No better than science in this regard though is pop culture. I struggle to think of a trouble-free representation of bisexuality in any book or film I’ve encountered (thus far), and have grown tired of the standard set by literature like The Well of Loneliness and Forster’s Maurice, in which the natural truth of homosexuality is argued by representation of the bisexual as a sort of half creature, lacking the courage to take that final step towards their true sexuality, someone who occupies an invisible and cowardly middle ground. Thanks also to postmodern cultural phenomenon like Girls Gone Wild, and Tila Tequila (go on Google it, I dare you) the [female] bisexual is now reduced to every teenage boy’s dream and every “man in search of a wife”’s worst nightmare.
One of the main obstacles to establishing a healthy bisexual identity is anchored firmly in that choppy sea of monogamy. It is a common misconception that a bisexual person must be intrinsically incapable of being sexually faithfully to one person, as that person will be unable to “give them everything they want.” I am sometimes attracted to people with fair complexions, yet my boyfriend has dark hair, does this mean therefore that I’m going to cheat on him with a Swede? No – because my desire for him, and contentedness with him, is based on more than his physicality, more than his hair colour, more than his sex. To suggest that bisexual people are any less capable of monogamy than anyone else is to assign them an almost animalistic lack of self-control, is degrading and absurd, yet is the most frequent accusation I hear.
An area worthy of comment too is the attitude as exhibited by Tallulah Bankhead above. This decadently hedonistic depiction of sexuality has done a lot for the school of thought that posits bisexual people as ‘greedy’, having their big hetero-cake and eating it too; or even simply as people who just like fucking, regardless of the genitalia at hand (as it were). And as everyone knows from the days of bedtime stories there are no lines of cocaine at the happy ever after, thus inferring that people who are ‘hedonistically bisexual’ will grow out of it along with their desire to party; the ones who do I would be more inclined to call ‘try-sexual’ or perhaps just ’sexual’ (I’m open to criticism that I may be utilising a form of the reductive discourse I want to challenge here). As I see it though, bisexuality is as unified and consistent an identity as any other and it’s important to bear in mind that bisexual identity is different to bisexual behaviour.
I sometimes wonder if we haven’t flooded ourselves into a terminological corner somewhat, Foucault’s “discursive explosion” has, I believe, glossed over bisexuality assuming it would slot neatly in with the other “peripheral sexualities”. However the fact that this identity is forced to develop in a strange kind of purgatory, being denied the validation of others, suggests that homosexual and heterosexual cultures are equally guilty in imposing the restrictive binary; thus excluding a huge volume of people who are just as affected by gay-rights as those who feel they have sole right to it.

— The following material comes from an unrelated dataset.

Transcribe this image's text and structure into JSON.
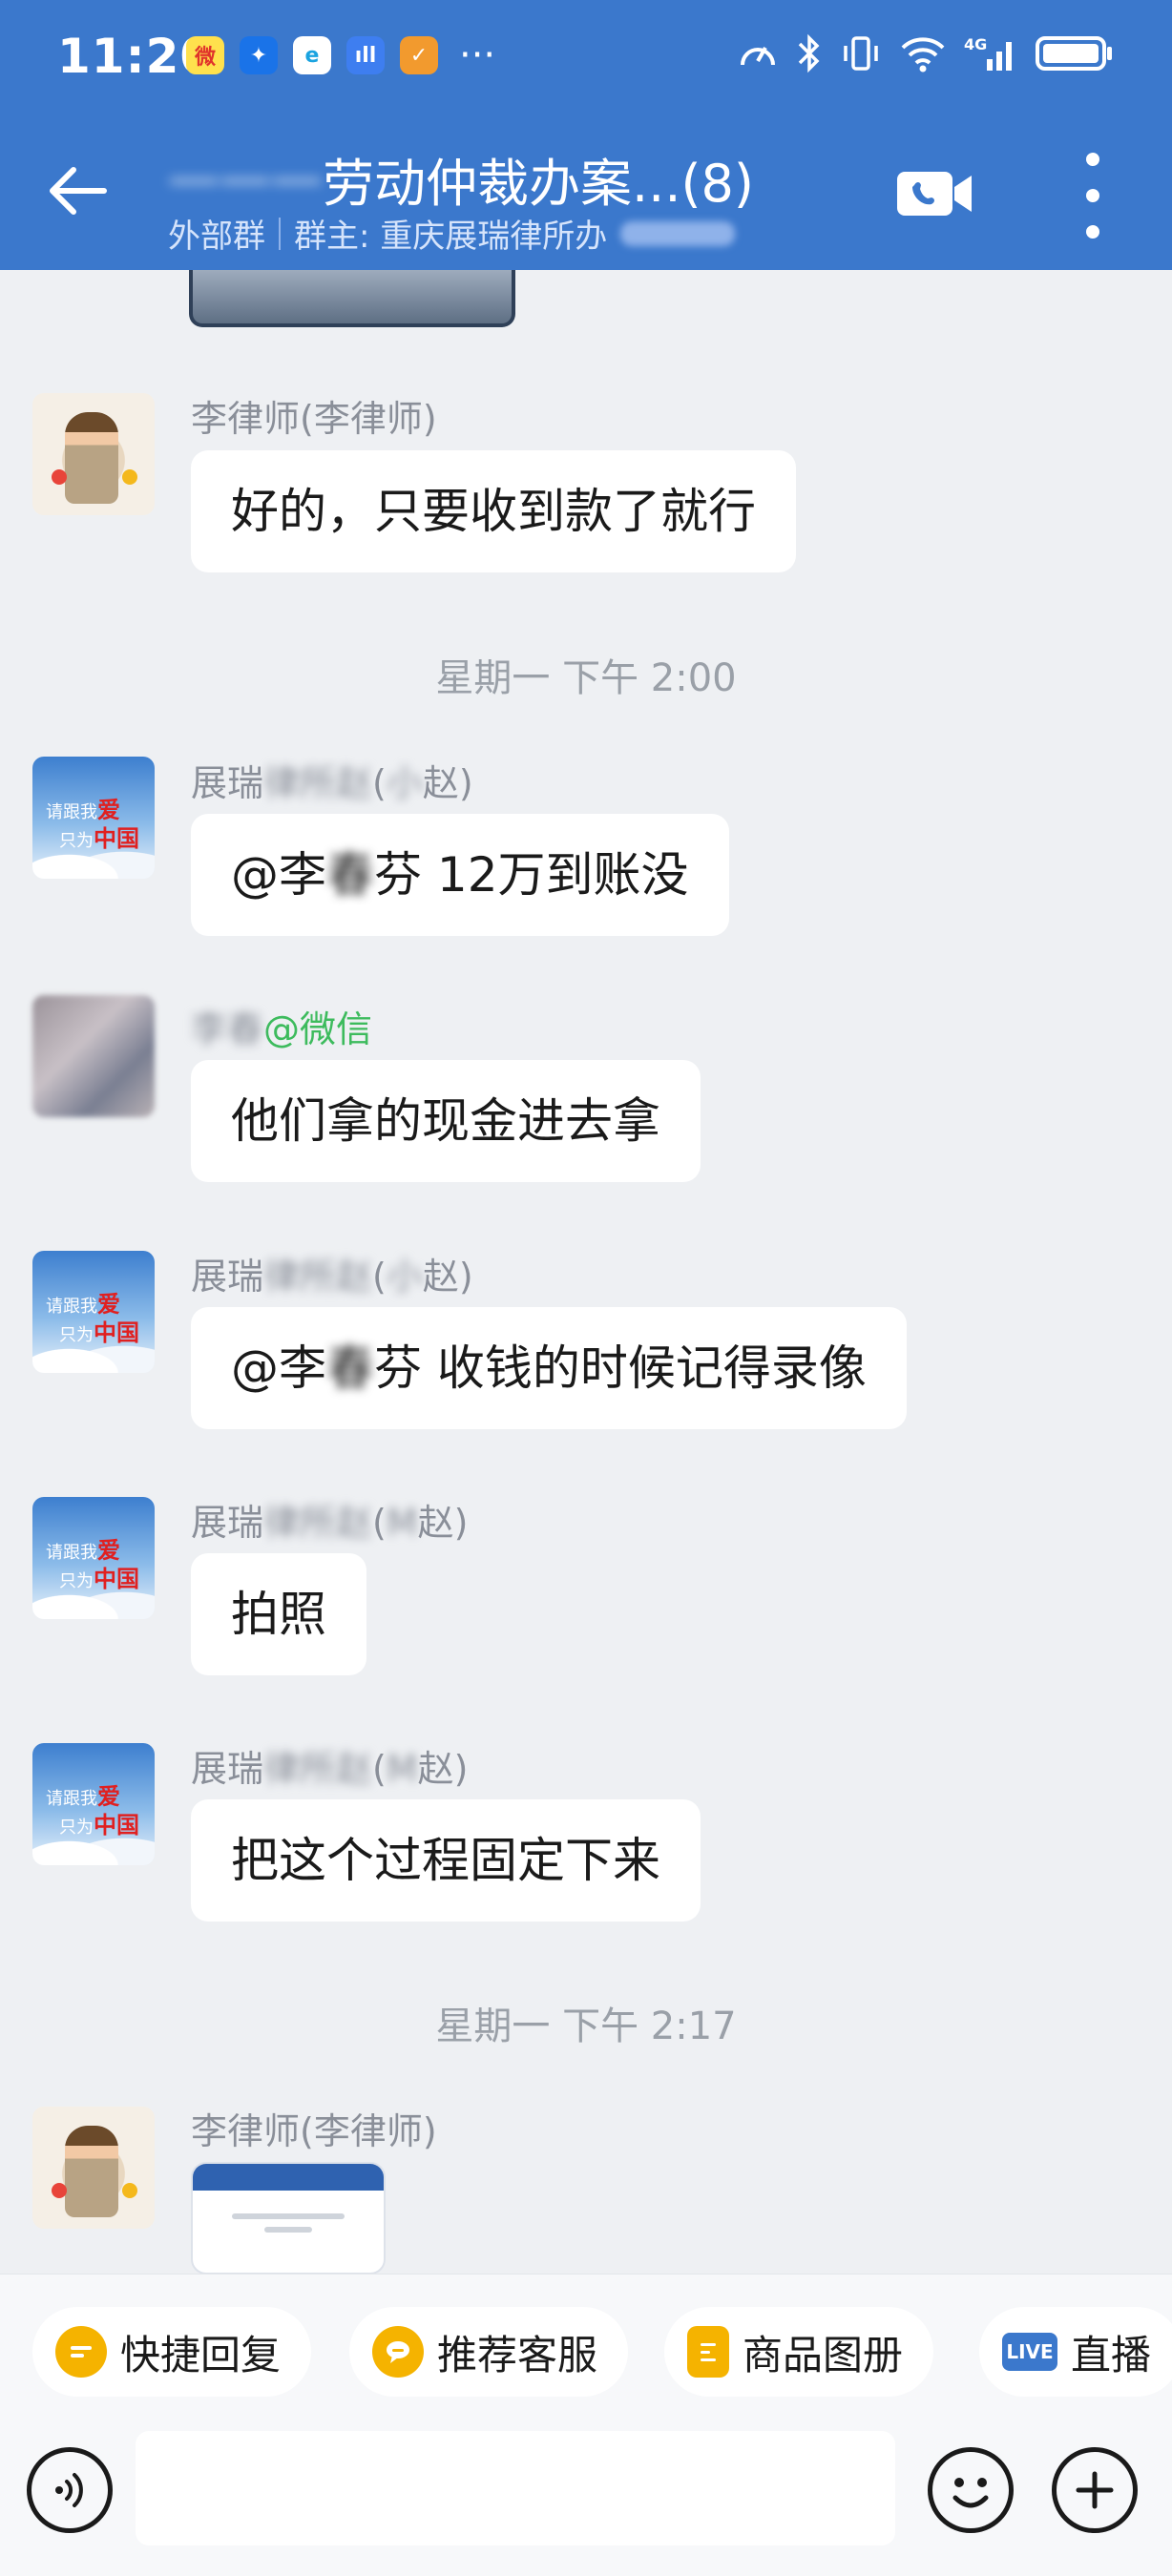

Personally, I find the availability of identifying as ‘queer’ at once vitally liberating and potentially problematic. It’s the option I most often take but I’m starting to wonder about its possible counter-productivity. Of course many people who identify as ‘queer’ are not bi- (or homo-) sexual, but for those of us who are, perhaps a greater number ‘coming out’ will increase bisexuality’s recognition as something more than just a halfway house for sexual activity.